Investments to enhance international communications do not always consider internal needs. The government-run Technobank is computerizing an index of information to help small-business people and farmers increase production and marketing capacity. The problem is delivering the information to people in the provinces.

``Considering our economic situation, we have to start somewhere,'' says Imelda Abella Lastrilla, in charge of Technobank marketing.

Filipinos often seek high-tech information skills, which are in demand in the US, to make themselves mobile. In 1983, the number of Filipinos enrolling at the SGV Institute of Advanced Computer Training jumped 300 percent over 1980. The reason, says Fides Alviar, the institute's education manager, was the assassination of opposition leader Benigno Aquino.
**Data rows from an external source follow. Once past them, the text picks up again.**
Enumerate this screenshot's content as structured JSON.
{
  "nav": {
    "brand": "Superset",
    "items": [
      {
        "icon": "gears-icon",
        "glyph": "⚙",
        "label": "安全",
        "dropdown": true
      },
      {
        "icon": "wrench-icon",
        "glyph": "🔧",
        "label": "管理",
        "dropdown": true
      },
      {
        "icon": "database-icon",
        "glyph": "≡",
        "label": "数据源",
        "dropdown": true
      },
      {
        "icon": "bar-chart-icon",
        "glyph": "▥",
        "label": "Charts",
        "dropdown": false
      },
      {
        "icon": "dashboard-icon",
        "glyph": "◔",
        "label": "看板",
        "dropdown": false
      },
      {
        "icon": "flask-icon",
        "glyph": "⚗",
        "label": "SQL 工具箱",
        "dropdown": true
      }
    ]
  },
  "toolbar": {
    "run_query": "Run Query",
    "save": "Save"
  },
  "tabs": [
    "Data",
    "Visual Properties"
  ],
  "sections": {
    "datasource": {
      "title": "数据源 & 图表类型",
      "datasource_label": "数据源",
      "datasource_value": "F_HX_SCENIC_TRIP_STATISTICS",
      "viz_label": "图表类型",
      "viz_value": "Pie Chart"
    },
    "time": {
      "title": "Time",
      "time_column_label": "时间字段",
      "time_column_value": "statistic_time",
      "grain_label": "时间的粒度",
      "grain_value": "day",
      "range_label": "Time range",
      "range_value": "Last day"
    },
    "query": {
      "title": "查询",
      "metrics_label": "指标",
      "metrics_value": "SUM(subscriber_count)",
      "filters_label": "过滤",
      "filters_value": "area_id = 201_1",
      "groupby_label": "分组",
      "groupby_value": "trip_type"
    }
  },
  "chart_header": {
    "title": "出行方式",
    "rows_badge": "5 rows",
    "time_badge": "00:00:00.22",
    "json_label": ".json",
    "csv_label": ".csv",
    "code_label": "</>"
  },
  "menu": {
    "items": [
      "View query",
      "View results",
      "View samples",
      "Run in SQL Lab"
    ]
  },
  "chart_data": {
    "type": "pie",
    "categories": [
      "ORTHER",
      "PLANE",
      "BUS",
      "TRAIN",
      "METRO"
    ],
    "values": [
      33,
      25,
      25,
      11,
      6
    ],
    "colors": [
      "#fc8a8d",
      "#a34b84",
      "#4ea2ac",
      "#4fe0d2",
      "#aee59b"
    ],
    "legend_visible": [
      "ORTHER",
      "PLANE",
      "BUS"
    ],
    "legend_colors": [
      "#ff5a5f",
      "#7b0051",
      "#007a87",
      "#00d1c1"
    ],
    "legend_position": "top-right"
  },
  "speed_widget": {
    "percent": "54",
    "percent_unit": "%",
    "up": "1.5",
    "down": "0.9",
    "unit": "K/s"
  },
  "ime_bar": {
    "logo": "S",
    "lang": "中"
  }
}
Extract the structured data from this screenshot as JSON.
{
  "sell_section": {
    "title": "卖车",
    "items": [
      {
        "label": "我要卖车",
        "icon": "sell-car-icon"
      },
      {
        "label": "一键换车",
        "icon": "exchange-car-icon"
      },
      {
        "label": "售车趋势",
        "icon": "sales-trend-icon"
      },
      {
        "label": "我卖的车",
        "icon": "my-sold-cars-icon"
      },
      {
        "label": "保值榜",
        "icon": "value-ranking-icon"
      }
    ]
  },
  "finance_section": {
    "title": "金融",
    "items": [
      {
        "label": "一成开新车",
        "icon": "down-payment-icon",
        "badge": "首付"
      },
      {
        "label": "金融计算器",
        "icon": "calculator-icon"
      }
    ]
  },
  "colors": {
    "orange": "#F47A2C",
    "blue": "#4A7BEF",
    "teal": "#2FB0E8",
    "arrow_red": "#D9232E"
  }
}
The students saw a period of turmoil coming and wanted to leave the country.

Understanding the consequences of interdependence is complicated by the difficulty in measuring the dimensions of new global businesses. Services like data entry are not as easy to see as goods in the hold of a ship and thus cannot be counted by customs officials at ports.

The best that the US Commerce Department can do is after-the-fact surveys of businesses likely to have engaged in such trade. The Commerce Department did not conduct a survey on data-entry trade until 1987, and the results are not yet available.

Keeping up with change in the information economy is no easier for Filipinos. When asked about the importance to the economy of SAZTEC and its 240 employees, a senior official at the National Economic and Development Authority expressed surprise that Manila had such large data-entry operations.

The General Agreement on Tariffs and Trade, set up after World War II to facilitate open-trading systems, does not cover services. This, and reaching agreement on international standards for privacy, will be major issues in the future.

Meanwhile, plans for additional information connections continue. One activity just beginning to go offshore is telemarketing. And with telecommunications costs continuing to decline, the day may not be far off when Filipinos in this balmy city sell storm windows to residents of frosty American climes.

Mr. Hamilton, a former foreign corespondent and a World Bank staff member, has written frequently on interdependence for the Monitor. This article draws from a forthcoming book, part of a Panos Institute project on US-third-world relations.